TNI ancam Soekarno dengan meriam, akhir karir TB Simatupang

TNI ancam Soekarno dengan meriam, akhir karir TB Simatupang TB Simatupang. ©wikipedia.com

Merdeka.com - Perpolitikan Republik Indonesia awal tahun 1950an mendidih. Saat itu baru saja Indonesia benar-benar berdaulat setelah Belanda tak lagi melancarkan agresi militer.

Situasi politik dan ekonomi di negara muda ini terombang-ambing. Demokrasi Liberal yang diterapkan hanya menghasilkan konflik politik tak berkesudahan.

Kepala Staf Angkatan Perang Jenderal Mayor TB Simatupang dan Kepala Staf Angkatan Darat Kolonel AH Nasution menginginkan tentara yang profesional. Bukan para panglima yang bisa berkuasa di daerah dan menjadi raja-raja kecil.

Angkatan Darat pun terpecah. Ada kubu Nasution dan kubu Kolonel Bambang Supeno.

Konflik dalam militer ini ditunggangi kepentingan politik dari partai politik yang duduk di DPR. Kubu Nasution merasa DPRS terlalu turut campur pada urusan militer.
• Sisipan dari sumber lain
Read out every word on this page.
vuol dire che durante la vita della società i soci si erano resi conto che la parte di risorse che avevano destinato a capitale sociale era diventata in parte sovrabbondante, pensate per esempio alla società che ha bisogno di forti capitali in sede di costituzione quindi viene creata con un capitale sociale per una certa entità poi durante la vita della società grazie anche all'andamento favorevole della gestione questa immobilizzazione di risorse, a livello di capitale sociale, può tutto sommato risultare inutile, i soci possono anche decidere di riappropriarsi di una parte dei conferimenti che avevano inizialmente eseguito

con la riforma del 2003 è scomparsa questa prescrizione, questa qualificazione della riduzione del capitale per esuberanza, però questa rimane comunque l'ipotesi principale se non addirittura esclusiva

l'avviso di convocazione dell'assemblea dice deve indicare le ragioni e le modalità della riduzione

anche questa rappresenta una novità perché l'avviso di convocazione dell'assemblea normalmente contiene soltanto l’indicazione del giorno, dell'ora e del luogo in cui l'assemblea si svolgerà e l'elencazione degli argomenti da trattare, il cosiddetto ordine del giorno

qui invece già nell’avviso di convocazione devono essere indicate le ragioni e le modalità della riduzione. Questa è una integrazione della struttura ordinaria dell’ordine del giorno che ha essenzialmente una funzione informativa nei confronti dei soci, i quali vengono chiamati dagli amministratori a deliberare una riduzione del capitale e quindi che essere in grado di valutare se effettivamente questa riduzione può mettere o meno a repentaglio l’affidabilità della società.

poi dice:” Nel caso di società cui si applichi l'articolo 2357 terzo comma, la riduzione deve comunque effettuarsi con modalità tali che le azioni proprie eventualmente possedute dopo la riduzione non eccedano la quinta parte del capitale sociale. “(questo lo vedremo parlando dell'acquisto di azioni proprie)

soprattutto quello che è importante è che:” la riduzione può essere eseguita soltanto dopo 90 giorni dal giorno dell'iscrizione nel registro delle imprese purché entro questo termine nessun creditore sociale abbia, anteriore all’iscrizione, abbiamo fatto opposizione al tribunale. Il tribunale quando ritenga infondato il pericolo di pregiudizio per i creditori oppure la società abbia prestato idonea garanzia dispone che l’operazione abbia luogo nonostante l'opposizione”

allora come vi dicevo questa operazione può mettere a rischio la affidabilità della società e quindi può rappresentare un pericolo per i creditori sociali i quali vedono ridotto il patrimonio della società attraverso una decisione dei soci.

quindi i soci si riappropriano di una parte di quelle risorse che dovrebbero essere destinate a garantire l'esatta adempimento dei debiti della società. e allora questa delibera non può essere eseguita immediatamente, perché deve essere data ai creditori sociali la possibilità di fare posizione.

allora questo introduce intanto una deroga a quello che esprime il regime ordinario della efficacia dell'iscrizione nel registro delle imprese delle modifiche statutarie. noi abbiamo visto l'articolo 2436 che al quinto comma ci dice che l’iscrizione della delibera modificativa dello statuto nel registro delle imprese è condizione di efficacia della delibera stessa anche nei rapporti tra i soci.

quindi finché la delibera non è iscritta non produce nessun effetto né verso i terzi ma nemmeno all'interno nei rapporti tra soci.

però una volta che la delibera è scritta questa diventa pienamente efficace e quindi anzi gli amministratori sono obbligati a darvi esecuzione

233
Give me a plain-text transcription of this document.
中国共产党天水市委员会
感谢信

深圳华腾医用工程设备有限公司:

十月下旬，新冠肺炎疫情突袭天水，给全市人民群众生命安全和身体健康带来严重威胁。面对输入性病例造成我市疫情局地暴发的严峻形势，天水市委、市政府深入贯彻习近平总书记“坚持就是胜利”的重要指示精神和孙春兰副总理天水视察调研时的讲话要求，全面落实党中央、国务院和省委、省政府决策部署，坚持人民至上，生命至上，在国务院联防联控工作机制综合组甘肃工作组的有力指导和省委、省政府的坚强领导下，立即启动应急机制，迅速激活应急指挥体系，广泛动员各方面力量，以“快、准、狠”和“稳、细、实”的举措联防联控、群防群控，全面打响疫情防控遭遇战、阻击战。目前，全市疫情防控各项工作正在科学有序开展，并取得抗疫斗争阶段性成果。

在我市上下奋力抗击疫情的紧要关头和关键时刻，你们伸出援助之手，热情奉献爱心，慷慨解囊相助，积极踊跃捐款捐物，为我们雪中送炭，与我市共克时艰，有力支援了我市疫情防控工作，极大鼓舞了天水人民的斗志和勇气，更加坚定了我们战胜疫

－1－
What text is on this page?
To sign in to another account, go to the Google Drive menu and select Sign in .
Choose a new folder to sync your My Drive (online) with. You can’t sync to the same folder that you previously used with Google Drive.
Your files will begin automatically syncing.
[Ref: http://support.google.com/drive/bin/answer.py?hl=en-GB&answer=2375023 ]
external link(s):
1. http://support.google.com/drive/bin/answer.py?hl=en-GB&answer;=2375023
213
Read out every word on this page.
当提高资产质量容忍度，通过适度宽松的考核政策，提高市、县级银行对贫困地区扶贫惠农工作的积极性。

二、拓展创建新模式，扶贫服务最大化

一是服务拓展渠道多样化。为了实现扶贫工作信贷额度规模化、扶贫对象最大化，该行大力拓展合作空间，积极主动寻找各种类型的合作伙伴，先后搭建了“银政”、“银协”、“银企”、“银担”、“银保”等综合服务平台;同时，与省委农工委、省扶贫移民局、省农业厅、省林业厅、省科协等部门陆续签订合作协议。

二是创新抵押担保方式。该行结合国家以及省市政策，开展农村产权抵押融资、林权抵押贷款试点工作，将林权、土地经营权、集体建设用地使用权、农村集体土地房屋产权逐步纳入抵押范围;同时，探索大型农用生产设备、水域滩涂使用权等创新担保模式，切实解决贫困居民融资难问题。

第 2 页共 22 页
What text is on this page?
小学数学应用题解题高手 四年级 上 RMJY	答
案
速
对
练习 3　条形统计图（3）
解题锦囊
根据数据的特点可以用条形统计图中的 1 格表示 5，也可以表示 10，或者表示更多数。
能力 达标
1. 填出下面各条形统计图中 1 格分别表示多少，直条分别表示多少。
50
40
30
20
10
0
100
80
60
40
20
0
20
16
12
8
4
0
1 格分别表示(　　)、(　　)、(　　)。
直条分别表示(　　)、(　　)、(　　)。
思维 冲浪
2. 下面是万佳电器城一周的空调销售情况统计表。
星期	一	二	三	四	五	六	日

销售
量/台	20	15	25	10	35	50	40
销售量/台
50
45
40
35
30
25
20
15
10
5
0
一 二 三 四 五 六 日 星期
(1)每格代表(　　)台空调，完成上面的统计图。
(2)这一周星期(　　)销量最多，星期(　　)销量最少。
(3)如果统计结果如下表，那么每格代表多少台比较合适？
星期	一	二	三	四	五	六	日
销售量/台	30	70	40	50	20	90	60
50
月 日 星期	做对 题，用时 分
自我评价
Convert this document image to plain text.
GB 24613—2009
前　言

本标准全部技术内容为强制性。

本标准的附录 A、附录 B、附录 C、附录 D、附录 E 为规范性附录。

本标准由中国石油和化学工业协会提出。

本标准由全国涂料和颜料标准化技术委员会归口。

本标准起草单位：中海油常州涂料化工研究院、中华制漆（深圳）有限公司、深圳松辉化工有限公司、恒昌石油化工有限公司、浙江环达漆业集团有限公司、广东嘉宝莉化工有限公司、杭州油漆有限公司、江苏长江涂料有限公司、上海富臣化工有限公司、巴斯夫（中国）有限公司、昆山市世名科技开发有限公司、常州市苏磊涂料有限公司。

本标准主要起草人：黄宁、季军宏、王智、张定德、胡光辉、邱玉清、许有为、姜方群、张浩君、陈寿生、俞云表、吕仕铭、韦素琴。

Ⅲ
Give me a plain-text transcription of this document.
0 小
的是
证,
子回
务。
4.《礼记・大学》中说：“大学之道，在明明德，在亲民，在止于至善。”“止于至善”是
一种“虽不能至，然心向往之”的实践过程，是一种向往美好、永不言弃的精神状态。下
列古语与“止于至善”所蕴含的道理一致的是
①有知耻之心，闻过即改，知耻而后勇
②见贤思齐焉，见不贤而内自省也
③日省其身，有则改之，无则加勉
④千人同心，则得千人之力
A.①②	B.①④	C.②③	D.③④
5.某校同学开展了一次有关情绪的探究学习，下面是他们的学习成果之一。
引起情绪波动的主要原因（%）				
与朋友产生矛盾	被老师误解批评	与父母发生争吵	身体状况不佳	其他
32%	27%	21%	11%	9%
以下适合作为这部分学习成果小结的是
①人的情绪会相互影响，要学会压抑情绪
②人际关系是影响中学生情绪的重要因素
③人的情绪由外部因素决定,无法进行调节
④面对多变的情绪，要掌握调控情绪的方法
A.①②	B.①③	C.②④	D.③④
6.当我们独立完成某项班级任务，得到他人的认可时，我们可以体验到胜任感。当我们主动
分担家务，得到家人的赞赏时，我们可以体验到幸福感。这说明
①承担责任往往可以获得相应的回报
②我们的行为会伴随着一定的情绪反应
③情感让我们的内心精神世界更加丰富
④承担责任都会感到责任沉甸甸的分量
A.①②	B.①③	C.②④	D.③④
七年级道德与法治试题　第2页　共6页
Puncaknya tanggal 17 Oktober 1952. Kubu Nasution menggerakkan massa untuk mendesak Presiden Soekarno membubarkan DPR. Mereka juga menaruh empat meriam berisi peluru di depan istana untuk menggertak Soekarno .

Nasution dan sejumlah perwira Angkatan Darat pun menghadap Soekarno meminta DPR dibubarkan. Tapi Soekarno tak gentar. Dia menyebut aksi Kolonel AH Nasution ini sebagai percobaan setengah kup atau kudeta. Nasution berkilah, dia tidak ingin melawan Soekarno tetapi sistem pemerintahan.

Soekarno membeberkan peristiwa ini dalam biografinya yang ditulis Cindy Adams. Dia naik pitam. Soekarno marah sekali pada Nasution.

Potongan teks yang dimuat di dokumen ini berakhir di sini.